Scalable Interactive and Practical Tools for Secure and Interpretable AI

Aug 23, 07:00PM PDT(02:00AM GMT).
  • Free 134 Attendees
This seminar is hosted by SF Bay ACM

We have witnessed tremendous growth in Artificial intelligence (AI) and machine learning (ML) recently. However, research shows that AI and ML models are often vulnerable to adversarial attacks, and their predictions can be difficult to understand, evaluate and ultimately act upon.

Discovering real-world vulnerabilities of deep neural networks and countermeasures to mitigate such threats has become essential to the successful deployment of AI in security settings. We present the first targeted physical adversarial attack (ShapeShifter) that fools state-of-the-art object detectors; a fast defence that counters adversarial noise by data compression; and interactive systems that further democratize the study of adversarial machine learning and facilitate real-time experimentation for deep learning practitioners.

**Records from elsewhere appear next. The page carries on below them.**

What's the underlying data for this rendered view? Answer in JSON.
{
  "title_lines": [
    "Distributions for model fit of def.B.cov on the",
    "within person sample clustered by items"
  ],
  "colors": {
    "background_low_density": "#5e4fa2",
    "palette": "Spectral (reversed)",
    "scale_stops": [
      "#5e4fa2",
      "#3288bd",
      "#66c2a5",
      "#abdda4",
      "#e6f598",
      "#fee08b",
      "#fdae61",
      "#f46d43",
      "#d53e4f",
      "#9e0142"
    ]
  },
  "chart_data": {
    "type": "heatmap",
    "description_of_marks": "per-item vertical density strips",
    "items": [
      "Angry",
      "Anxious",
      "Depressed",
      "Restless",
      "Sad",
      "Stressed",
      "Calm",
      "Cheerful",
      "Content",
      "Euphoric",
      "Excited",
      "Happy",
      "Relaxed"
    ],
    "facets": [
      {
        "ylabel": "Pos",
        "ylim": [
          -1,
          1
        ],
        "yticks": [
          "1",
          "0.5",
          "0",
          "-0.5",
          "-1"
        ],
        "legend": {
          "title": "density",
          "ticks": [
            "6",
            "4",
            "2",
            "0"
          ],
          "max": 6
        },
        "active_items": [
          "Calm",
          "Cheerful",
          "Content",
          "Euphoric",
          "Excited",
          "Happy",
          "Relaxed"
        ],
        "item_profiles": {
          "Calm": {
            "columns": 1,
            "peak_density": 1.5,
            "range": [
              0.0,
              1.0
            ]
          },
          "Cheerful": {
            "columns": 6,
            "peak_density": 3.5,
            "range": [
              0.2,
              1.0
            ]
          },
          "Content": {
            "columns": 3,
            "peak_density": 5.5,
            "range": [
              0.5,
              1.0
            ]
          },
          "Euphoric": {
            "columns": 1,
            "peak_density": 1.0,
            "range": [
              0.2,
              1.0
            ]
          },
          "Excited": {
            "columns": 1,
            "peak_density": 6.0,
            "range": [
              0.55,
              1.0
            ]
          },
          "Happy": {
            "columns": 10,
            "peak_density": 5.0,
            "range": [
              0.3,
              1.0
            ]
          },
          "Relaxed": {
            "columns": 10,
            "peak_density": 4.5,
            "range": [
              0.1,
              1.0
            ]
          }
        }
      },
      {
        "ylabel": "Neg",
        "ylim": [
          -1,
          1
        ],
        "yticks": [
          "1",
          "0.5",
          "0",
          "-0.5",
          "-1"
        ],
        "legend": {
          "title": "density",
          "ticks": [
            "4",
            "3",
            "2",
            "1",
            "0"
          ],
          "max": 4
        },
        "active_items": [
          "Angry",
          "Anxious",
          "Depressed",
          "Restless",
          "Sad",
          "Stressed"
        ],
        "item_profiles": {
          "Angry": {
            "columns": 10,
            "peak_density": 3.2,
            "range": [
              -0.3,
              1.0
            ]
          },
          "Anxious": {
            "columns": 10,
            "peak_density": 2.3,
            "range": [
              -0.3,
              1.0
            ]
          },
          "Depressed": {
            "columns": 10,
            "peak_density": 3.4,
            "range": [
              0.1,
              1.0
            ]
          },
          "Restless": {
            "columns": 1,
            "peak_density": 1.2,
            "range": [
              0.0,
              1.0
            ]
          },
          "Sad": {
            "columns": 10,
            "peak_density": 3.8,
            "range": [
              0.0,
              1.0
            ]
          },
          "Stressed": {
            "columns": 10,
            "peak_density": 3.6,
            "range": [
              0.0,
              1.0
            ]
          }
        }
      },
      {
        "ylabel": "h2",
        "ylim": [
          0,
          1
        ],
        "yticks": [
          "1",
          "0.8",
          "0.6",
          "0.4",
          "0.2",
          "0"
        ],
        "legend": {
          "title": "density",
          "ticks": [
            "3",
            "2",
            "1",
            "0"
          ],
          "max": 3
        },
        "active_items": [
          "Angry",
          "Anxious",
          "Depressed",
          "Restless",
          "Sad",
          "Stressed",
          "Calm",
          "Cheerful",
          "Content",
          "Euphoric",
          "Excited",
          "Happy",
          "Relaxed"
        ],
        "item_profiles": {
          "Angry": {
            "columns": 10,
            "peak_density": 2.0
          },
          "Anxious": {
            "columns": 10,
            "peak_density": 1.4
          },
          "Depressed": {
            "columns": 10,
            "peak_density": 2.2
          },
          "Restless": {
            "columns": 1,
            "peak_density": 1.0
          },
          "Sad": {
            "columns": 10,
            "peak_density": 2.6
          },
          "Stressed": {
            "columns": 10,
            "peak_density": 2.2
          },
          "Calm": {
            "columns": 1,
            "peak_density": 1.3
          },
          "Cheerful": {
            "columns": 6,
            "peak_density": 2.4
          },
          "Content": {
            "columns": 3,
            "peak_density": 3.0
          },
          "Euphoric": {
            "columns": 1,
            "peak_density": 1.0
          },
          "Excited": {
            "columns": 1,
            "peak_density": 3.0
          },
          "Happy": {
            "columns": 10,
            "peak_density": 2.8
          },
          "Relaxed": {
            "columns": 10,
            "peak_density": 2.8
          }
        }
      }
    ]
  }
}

To amplify people’s ability to interpret AI models, we present scalable interactive visualizations that have provided key leaps of insight, from increased model interpretability (Gamut with Microsoft Research), to model explorability with models trained on millions of instances (ActiVis deployed with Facebook), increased usability for non-experts about state-of-the-art AI (GAN Lab open-sourced with Google Brain), and our latest work Summit, an interactive system that scalably summarizes and visualizes what features a deep learning model has learned and how those features interact to make predictions. We conclude by highlighting the next visual analytics research frontiers in AI.

Duen Chau(Georgia Tech)

ACM Distinguished Speaker, Duen Horng (Polo) Chau is an Associate Professor of Computing at Georgia Tech. He co-directs Georgia Tech MS Analytics program. He is the Director of Industry Relations of The Institute for Data Engineering and Science (IDEaS), and the Associate Director of Corporate Relations of The Center for Machine Learning. His research group bridges machine learning and visualization to synthesize scalable interactive tools for making sense of massive datasets, interpreting complex AI models, and solving real-world problems in cybersecurity, human-centered AI, graph visualization and mining, and social good. His Ph.D. in Machine Learning from Carnegie Mellon University won CMUs Computer Science Dissertation Award, Honorable Mention.